What else matters with a pattern of eating? Is it better to have a large meal for dinner or earlier? Let’s follow the research by looking at a few strong studies.
A 2013 study, including 2 groups of overweight women were randomly assigned to eat either a large breakfast or a large dinner. Both ate 1400 calories per day, with the study variable of the largest meal being breakfast or dinner. This is what the results showed:
Large breakfast group = lost far more weight than the dinner group. How? One studied lab showed the dinner group had a much larger overall rise in insulin.
Additionally, a 1992 study showed similar results. With a large meal, the insulin response was 25-50% greater in the evening. The higher the insulin response in the evening was translating into more weight gain for the dinner group. Importantly this showcases how obesity is a hormonal, not caloric, imbalance. Losing weight and maintaining a lower weight is not a calorie counting game. There is much more to it.
- Eat like a prince for breakfast, a king for lunch and a pauper for dinner.
- If diabetic, minimalize blood sugar variation by taking insulin medication prior to meals. As a type 1, I find I need 10 minutes before breakfast, nearly 20 minutes before lunch and 15 minutes of a pre-bolus of insulin before dinner.
- Another practice that is more well-known to satiety and health is to never eat a carbohydrate food (fruit, grains, starchy vegetable) alone. Pair a carbohydrate food with protein or fat or both to minimize any blood sugar spikes.
Next up, what is the most important meal of the day? Well, they all are important for different reasons, but it’s essential for our health to allow for time to rest and digest (don’t eat all day nor night).

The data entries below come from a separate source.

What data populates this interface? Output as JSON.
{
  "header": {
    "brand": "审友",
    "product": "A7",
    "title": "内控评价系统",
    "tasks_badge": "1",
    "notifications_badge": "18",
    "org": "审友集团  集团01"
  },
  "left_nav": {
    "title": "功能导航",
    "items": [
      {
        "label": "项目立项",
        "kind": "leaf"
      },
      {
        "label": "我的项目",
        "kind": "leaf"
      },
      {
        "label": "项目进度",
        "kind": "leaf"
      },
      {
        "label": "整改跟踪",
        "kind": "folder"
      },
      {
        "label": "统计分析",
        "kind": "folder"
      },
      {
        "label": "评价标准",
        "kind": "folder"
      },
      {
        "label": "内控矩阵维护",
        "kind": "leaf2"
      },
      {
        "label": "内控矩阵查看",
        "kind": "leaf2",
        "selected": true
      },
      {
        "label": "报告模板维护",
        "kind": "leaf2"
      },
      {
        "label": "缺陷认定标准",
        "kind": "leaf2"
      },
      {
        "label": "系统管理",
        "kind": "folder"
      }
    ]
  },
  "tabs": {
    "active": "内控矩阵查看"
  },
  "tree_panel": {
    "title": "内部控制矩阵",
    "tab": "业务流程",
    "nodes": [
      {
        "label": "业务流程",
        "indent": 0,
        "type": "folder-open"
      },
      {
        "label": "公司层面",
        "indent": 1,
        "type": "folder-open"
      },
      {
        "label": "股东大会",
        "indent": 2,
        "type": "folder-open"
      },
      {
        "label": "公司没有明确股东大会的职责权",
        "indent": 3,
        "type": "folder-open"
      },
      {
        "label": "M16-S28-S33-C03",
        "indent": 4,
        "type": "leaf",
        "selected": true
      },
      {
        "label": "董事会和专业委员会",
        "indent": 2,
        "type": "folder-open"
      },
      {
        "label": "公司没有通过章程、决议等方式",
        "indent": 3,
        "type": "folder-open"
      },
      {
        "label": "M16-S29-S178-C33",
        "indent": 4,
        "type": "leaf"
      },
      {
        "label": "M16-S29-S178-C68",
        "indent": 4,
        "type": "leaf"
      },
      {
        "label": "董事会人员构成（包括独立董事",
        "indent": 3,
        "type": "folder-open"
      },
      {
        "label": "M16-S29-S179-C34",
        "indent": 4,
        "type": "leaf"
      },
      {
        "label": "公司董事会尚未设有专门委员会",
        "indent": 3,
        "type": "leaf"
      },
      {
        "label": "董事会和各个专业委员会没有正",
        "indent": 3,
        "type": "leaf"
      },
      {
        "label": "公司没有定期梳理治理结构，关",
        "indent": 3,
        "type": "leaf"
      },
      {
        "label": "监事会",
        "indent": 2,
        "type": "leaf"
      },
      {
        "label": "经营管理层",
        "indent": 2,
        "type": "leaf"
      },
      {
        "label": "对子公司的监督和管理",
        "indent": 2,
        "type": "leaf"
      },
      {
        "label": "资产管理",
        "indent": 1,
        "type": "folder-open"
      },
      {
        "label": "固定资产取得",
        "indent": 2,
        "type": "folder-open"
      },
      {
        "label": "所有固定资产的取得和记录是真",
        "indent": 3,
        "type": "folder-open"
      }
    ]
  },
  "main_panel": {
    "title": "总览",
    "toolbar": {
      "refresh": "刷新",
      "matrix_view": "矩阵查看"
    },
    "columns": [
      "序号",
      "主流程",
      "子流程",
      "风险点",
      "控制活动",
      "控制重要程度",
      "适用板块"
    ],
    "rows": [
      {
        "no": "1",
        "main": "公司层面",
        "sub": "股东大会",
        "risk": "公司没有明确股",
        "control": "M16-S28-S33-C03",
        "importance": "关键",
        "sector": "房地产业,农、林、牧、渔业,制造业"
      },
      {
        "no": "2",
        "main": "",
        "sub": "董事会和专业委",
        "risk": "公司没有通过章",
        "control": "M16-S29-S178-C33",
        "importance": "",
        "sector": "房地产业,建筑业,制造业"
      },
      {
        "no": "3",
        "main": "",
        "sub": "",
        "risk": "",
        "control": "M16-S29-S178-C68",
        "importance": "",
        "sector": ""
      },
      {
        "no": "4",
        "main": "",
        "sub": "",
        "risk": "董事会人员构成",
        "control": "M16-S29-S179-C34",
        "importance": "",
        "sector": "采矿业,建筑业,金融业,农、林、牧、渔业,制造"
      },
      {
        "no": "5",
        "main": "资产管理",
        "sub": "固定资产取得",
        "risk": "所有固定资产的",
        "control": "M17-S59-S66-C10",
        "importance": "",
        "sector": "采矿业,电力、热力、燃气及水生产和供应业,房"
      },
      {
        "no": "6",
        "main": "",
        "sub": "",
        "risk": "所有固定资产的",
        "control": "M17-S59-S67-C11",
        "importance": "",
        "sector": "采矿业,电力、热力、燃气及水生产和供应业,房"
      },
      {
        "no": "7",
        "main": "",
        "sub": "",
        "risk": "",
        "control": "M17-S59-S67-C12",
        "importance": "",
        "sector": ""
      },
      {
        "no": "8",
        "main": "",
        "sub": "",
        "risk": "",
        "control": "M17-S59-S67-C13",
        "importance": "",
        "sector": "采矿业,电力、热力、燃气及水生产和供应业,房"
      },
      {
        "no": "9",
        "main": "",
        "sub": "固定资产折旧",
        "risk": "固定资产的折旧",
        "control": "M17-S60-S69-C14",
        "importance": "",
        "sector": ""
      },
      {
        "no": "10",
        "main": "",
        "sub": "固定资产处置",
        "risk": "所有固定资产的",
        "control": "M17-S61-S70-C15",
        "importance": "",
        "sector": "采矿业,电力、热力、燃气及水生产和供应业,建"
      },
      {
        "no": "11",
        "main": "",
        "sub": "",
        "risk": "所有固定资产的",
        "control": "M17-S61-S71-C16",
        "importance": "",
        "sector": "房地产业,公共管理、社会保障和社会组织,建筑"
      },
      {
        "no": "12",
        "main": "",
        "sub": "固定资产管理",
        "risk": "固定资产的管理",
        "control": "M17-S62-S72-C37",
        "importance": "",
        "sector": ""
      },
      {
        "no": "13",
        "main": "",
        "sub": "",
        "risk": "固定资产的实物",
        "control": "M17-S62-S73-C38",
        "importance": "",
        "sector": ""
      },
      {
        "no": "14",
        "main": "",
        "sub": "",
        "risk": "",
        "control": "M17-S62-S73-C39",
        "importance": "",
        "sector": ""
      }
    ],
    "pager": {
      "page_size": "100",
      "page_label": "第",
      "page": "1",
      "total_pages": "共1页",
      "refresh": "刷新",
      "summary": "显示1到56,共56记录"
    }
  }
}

Overall, breakfast shall not be skipped or be skimpy. A calorie-loaded meal at the beginning of the day pays off with hunger and hormone control, prevents snacking and cravings and can help blood sugar control and weight management. A good idea = vegetable, 3 egg omelet with coffee and a spoonful of coconut oil.
Lunch shall be valued and large. Hormonally, lunch is the best meal to have the most carbohydrates (fruit, lentils, beans, gluten free grains, and my preference and favorite, starchy vegetables) consumed. Protein is essential for blood sugar control and satiety, as is fat.
If dinner is more than 6 hours from lunch, pack a small snack; not a small meal. Choose something that is gentle on blood sugars (nuts, jerky, raw vegetables, coconut, avocado, olives) and is sufficient to retain hunger excitement for the next meal. Dinner can be a smaller version of lunch and once it is enjoyed and finished, the kitchen is closed.
- Do a self-experiment and see how many hours you go from one day to the next without eating. Attempt again and this time try to have a 13-hour gap, which is reflective with the sunset to sunrise. Do you feel any different? Did you sleep any sounder? Continue to play with this until you reach a timeframe that feels intuitive and beneficial. I like using a smartphone app called Zero to help with the tracking.